Alors que tout le monde avait enterré définitivement K.W. JETER, qui depuis quelques années ne donnait signe de vie qu'au travers de suites sans grand intérêt [Blade Runner] ou de séries SF de seconde zone [Star Trek , Alien nations et autres starwarseries], voici que paraît en 1998 un roman autrement plus ambitieux, un mélange de polar hard-boiled et de science-fiction pour adultes consentants. NOIR c'est un peu la rencontre entre Alfred BESTER et Norman SPINRAD, un univers d'une violence sociale extrême dans lequel évolue un héros pas toujours très net, voire franchement antipathique, écartelé entre un passé difficile et un avenir encore plus incertain. Quand K.W. JETER renoue avec ses démons du passé ça fait mal, très mal, un peu comme Dr Adder en son temps, mais en moins jovial.

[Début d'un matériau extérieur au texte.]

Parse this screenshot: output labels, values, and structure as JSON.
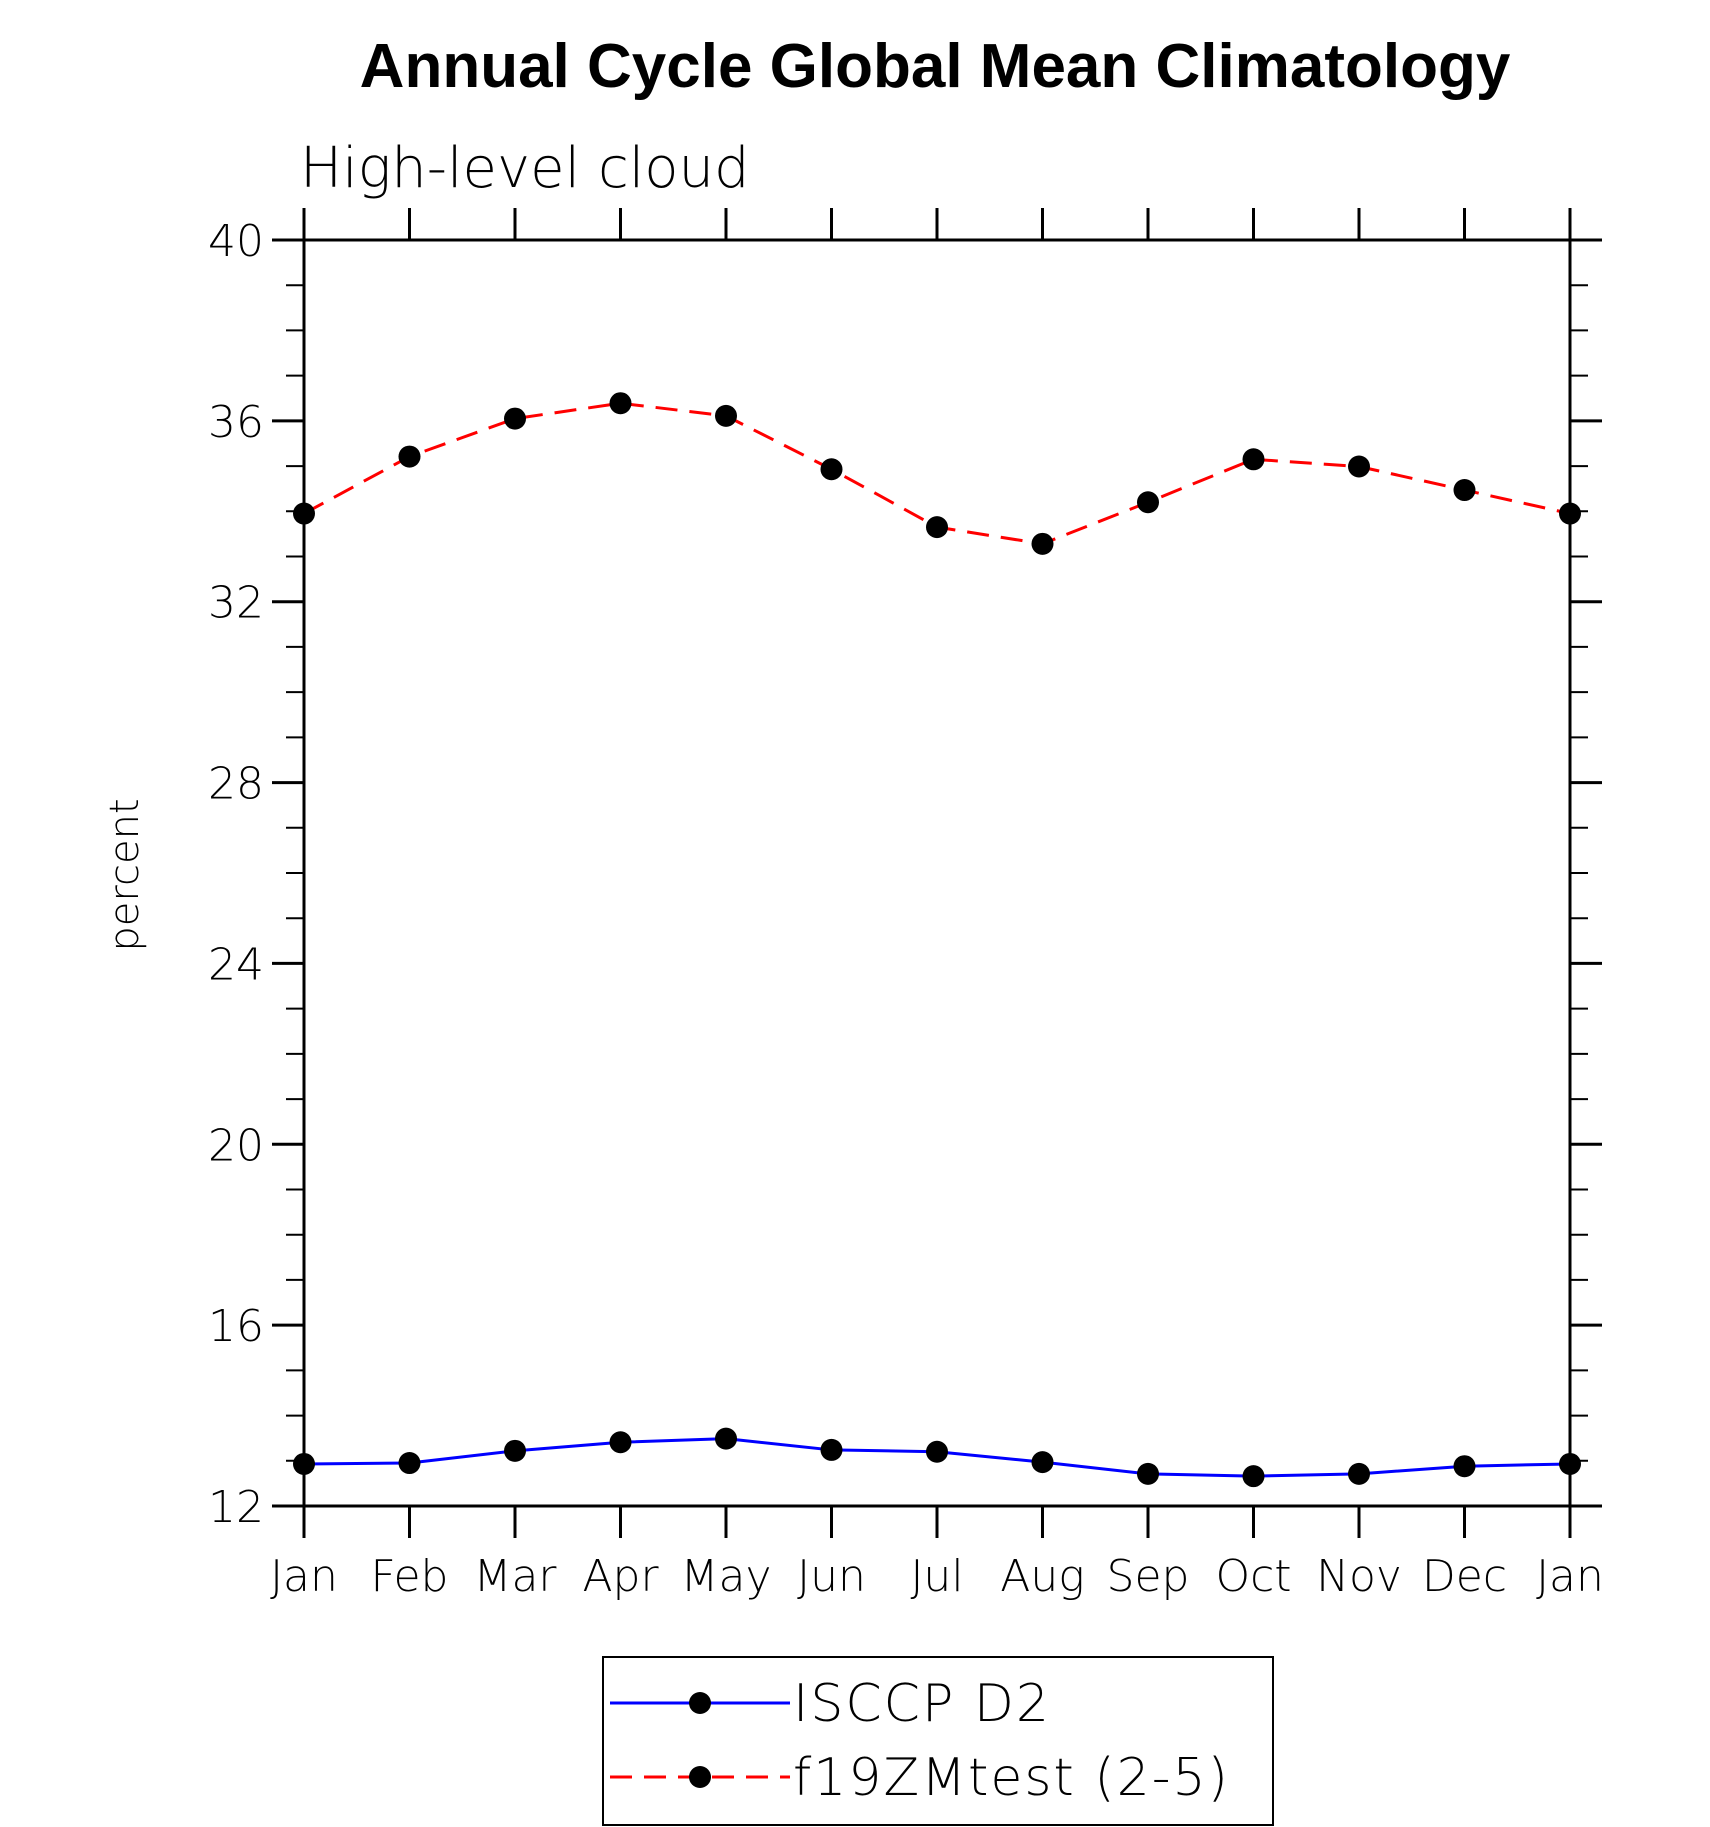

Dans un futur indéterminé, quelque part dans l'immense conurbation de Los Angeles, qui s'étend désormais bien au-delà des frontières de la Californie [le gloss], Mc Nihil, ex flic du bureau de recouvrement est contacté par les dirigeants de la puissante multinationale Dyna Zauber [DZ pour les intimes] afin d'enquêter sur le meurtre d'un cadre secondaire. Désormais freelance, Mc Nihil a par le passé été l'un des principaux asp-ions de l'agence de recouvrement, chargée par les ayants-droits d'oeuvres intellectuelles de traquer les pirates de tous bords qui osent dealer de la littérature, de la musique ou des vidéos sous le manteau. La loi réserve un traitement de choc aux pirates ; traqués par les asp-ions, ils sont abattus sans sommation, leur cerveau et leur moelle épinière sont soigneusement extraits de leur corps pour être ensuite recyclés en divers produits de consommation courante, pour le seul bénéfice de l'ayant-droit qui s'est estimé lésé (grille-pain, cable Hi-Fi haute fidélité, nourriture pour chat, ....). Evidemment, chaque objet contient encore suffisamment de la personnalité du pirate pour le faire souffrir au gré de l'utilisateur. L'autre particularité de McNihil, en plus d'être un enfoiré, c'est d'avoir des implants greffés à la place des yeux, des implants qui lui permettent de voir le monde comme s'il évoluait dans un vieux film en noir et blanc, avec imperméable à la boggart, vieilles guimbardes américaines des années cinquante, cigarettes sans filtre échappant des volutes de fumée bleutée et délicieuse blonde platine au tailleur serré. Il ne manquerait plus qu'une petite musique de jazz pour compléter le tableau.
L'ennui dans le monde de McNihil et de ses petits camarades, c'est que quand vous êtes mort vous ne l'êtes pas vraiment, surtout si vous avez oublié d'être en règle avec le fisc ou avec vos débiteurs ; des gentils docteurs s'empressent rapidement de récupérer votre dépouille et de la maintenir en semi-vie jusqu'à ce que vous ayez trimé suffisamment pour régler toutes vos dettes. Quant-à la justice, c'est bien simple, il n'y en a pas, n'espérez pas un procès la police se charge uniquement de constater votre décès, voire directement votre meurtre. A L.A. version JETER, l'argent est roi, et pourvu que vous ayez un compte en banque bien rempli vous pouvez tout vous permettre : poules de luxe façonnées sur mesure par les clomes Adder des cliniques Serp Med, implants en tous genres ou drogues virtuelles illicites. Attention, n'abusez tout de même pas trop de ces petits extras ou vous vous sentirez obligé de vous confesser, directement online évidemment, l'évêque vous fera de toute manière un prix d'ami sur les crucifax de dernière génération.
Quant-à l'affaire de meurtre, elle pue le coup fourré, le traquenard monté de toute pièce. Alors McNihil n'en fait qu'à sa tête, il enquête sans enquêter, se paye la tête des cadres de DZ et accessoirement dessoude un pauvre pirate à la manque qui tentait de refourguer les bouquins numérisés d'un vieil écrivain oublié de romans noirs.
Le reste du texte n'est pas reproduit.